– Несмеяна? То есть как? – профессор удивленно округлил рот, глянул на девочку поверх очков. – Интересно, – бросил взгляд на доску, снова глянул на Несмеяну.
Девочка медленно ела кашу, аккуратно подбирая ложкой крупинки.
– Ребенок, – пожал плечами Бабыленко. – Кто ж его поймет? Увидела в журнале – срисовала и меня выучила.
– И что же означает, – Семионыч взмахнул рукой, описывая круг над формулой, – сие?
Теперь удивился Пантелей:
– Вы ж профессор! Вы ж должны знать!
Сосед сконфузился:
– У меня… несколько иной профиль. Видите ли, Пантелей… м-м-м… Да. Я – филолог.
Бабыленко озадаченно поскреб затылок.
– Типа Канта, что ль?
– О, нет! Кант – философ. Я же филолог. Предмет моего изучения – язык, литература.
Пантелею разговор начинал надоедать. Филолог или философ – один хрен.
– Короче. – Теперь он усиленно потер лоб, собираясь с мыслями. – Это уравнение Уилера – Девитта. Квантовая теория, описывающая «безвременную» Вселенную! – выпалил Бабыленко и перевел дух. – Все.

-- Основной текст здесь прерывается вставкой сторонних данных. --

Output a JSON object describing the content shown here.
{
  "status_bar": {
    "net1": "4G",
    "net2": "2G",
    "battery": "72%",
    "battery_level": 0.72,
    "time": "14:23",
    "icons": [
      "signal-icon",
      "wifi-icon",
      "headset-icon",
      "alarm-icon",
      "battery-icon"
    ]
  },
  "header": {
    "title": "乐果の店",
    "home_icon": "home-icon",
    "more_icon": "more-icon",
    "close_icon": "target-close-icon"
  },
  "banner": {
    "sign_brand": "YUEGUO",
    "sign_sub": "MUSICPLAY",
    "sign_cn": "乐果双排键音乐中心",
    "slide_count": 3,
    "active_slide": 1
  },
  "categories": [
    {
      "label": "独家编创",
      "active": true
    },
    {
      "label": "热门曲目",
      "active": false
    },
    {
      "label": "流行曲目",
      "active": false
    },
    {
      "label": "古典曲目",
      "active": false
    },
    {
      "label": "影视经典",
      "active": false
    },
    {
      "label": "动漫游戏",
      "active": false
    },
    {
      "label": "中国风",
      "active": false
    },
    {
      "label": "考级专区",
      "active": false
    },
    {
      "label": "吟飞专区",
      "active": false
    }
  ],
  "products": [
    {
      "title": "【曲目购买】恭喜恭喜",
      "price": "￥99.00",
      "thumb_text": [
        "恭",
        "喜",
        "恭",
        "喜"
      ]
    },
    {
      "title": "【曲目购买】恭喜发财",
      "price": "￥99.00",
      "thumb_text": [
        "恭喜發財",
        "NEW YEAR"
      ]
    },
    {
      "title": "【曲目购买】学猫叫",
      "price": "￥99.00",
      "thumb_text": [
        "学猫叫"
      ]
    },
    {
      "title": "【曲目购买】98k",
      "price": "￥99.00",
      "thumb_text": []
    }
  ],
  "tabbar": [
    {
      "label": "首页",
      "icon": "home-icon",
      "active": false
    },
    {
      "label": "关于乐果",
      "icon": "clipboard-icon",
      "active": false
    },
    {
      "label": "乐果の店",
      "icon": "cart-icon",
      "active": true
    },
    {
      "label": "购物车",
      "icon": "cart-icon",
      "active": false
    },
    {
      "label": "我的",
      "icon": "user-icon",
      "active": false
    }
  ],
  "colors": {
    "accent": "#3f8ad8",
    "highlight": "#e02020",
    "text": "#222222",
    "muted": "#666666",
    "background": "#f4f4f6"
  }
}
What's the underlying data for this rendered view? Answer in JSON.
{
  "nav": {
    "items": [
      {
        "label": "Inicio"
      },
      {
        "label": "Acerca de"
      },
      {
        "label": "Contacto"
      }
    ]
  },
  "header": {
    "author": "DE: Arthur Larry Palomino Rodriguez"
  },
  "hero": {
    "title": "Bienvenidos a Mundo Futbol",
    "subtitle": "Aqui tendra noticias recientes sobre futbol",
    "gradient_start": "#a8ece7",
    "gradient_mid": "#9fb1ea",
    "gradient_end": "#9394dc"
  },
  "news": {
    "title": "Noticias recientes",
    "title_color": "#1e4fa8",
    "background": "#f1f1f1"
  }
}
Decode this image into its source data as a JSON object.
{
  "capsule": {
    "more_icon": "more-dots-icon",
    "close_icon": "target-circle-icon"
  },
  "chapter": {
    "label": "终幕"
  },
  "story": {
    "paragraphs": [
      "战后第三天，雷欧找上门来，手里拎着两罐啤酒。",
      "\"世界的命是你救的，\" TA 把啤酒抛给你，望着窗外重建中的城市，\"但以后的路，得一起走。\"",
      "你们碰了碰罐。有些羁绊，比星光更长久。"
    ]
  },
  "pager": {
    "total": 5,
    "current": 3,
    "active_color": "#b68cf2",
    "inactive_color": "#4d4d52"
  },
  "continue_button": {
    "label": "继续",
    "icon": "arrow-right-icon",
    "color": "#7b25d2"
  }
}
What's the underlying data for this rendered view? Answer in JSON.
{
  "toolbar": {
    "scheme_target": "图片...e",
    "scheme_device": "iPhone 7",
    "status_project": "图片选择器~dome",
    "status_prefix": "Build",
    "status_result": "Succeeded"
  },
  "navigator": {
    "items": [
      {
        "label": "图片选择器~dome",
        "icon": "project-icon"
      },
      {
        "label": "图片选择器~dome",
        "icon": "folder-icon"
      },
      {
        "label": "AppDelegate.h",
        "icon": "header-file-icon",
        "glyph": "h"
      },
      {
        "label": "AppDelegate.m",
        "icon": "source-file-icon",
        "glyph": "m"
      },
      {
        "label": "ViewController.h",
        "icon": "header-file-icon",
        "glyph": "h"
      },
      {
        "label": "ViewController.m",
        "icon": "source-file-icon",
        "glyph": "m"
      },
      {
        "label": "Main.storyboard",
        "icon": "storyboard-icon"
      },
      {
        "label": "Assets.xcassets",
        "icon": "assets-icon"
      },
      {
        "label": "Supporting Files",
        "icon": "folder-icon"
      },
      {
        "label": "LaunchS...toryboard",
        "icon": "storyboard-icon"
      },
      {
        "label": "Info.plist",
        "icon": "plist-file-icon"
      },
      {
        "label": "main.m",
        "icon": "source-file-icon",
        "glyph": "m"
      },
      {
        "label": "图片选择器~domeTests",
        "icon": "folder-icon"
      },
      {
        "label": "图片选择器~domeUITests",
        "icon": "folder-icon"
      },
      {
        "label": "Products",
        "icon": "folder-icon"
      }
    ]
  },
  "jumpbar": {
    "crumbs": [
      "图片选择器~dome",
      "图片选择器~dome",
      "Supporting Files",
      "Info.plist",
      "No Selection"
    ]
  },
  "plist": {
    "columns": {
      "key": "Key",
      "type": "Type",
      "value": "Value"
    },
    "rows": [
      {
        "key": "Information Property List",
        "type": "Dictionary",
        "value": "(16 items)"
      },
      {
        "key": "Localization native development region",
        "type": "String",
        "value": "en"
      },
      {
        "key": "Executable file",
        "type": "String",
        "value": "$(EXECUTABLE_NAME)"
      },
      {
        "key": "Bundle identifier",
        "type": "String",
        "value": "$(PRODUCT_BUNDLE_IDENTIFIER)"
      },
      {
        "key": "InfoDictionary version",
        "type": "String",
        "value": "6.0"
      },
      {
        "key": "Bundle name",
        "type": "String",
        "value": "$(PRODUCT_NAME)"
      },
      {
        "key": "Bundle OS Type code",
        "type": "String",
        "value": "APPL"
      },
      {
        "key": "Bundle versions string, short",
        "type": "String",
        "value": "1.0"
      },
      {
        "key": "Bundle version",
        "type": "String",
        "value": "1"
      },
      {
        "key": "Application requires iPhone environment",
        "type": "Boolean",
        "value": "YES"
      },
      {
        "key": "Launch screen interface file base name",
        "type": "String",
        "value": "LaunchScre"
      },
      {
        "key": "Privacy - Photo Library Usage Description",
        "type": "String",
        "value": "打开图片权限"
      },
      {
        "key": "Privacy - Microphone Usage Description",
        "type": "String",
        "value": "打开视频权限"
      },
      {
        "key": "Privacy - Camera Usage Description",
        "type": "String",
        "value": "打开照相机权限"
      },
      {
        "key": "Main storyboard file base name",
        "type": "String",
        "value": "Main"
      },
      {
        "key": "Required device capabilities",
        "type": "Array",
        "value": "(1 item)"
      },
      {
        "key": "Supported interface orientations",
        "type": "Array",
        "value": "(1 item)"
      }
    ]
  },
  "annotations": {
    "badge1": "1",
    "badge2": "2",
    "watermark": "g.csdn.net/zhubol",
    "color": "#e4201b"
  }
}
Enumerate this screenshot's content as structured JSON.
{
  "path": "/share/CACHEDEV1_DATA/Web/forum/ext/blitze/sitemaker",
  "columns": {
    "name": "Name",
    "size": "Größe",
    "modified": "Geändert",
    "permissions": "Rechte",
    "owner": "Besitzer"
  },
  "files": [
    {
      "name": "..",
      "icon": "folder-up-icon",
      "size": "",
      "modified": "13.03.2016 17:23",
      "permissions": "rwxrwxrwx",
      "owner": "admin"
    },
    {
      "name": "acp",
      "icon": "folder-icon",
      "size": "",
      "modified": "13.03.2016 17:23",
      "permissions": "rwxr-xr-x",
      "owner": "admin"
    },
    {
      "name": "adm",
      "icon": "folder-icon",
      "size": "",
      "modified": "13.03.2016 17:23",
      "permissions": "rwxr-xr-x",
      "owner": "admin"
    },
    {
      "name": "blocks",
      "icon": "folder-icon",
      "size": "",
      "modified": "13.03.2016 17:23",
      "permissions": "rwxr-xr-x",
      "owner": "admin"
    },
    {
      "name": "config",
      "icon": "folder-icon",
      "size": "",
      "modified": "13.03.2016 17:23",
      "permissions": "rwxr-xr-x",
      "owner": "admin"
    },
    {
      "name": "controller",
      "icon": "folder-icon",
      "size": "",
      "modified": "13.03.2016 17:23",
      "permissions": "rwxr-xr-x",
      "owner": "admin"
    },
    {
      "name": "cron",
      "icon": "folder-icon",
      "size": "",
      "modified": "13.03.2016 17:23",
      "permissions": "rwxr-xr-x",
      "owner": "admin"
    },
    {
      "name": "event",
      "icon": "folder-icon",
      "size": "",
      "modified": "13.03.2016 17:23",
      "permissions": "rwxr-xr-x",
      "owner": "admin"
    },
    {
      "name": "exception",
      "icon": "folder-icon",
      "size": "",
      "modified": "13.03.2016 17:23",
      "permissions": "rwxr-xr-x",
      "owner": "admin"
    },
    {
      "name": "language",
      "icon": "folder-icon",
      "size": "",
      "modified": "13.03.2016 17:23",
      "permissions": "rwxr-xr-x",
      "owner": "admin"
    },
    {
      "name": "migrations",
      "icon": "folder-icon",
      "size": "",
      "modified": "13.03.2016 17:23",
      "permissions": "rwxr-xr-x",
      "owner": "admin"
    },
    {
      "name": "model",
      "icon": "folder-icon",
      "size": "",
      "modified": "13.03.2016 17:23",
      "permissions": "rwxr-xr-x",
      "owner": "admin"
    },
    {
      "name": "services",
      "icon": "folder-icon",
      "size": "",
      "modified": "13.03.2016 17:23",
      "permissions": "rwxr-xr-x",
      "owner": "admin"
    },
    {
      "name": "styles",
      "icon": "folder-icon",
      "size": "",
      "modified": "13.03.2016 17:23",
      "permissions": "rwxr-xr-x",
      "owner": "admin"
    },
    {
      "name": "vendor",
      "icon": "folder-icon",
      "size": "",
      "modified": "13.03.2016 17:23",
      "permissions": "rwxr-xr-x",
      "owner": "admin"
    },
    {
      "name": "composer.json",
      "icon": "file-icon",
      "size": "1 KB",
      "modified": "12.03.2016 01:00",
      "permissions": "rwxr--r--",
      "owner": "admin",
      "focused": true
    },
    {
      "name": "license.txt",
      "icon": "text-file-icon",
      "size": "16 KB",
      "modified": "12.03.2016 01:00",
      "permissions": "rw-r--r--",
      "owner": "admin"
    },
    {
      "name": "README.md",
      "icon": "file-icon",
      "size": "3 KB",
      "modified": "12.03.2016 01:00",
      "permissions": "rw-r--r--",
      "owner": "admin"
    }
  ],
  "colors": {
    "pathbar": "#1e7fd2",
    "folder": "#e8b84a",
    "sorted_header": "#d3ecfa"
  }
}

Он посмотрел на Несмеяну. Девочка сидела с набитым ртом и поднятой ложкой в руке, серьезно глядя на сапожника.
– Точно все, – Пантелей словно получил от нее бессловесное одобрение. – Физики, вроде вас, профессор, придумали.
И пошел на кухню – в холодильнике стыло пиво.
– Утро красит нежным светом
Стены древнего Кремля!
Профессор поморщился: медведь хорошо постарался, лишая Пантелея слуха. Но тот горланил от души из-за двери матового бокса, который еще вечером был ванной комнатой. Купание, судя по всему, доставляло сапожнику огромное наслаждение. Только как Семионыч ни прислушивался, не мог услышать плеска воды.
Дом, в котором жил профессор филологии с сапожником, построили в тысяча девятьсот далеком году. Легенда гласит, что богатый купец, однажды увидев аэроплан, решил создать в Городке завод по производству и ремонту чуда техники. Так появилась гостиница для заезжих инженеров и техников. Дело пошло, и успели поставить первый заводской цех, когда купец внезапно обанкротился. Из гостиницы сделали доходный дом, из завода – кожевенную фабрику.
До сих пор в комнате Пантелея осталась лепнина на потолке и даже старый камин, который в это утро был особо красив с бронзовыми часами на полке. А рядом неизменная доска с формулой Вселенной. Как ее там? «Безвременной» Вселенной.
Глупость несусветная. Филолог еще раз взглянул на закорючки. Даже школьнику известно, что с течением времени Вселенная расширяется. Не зря лирики – Семионыч помнил по университету – постоянно ссорились с физиками. Ну, как можно Вселенную лишать развития? Шизики.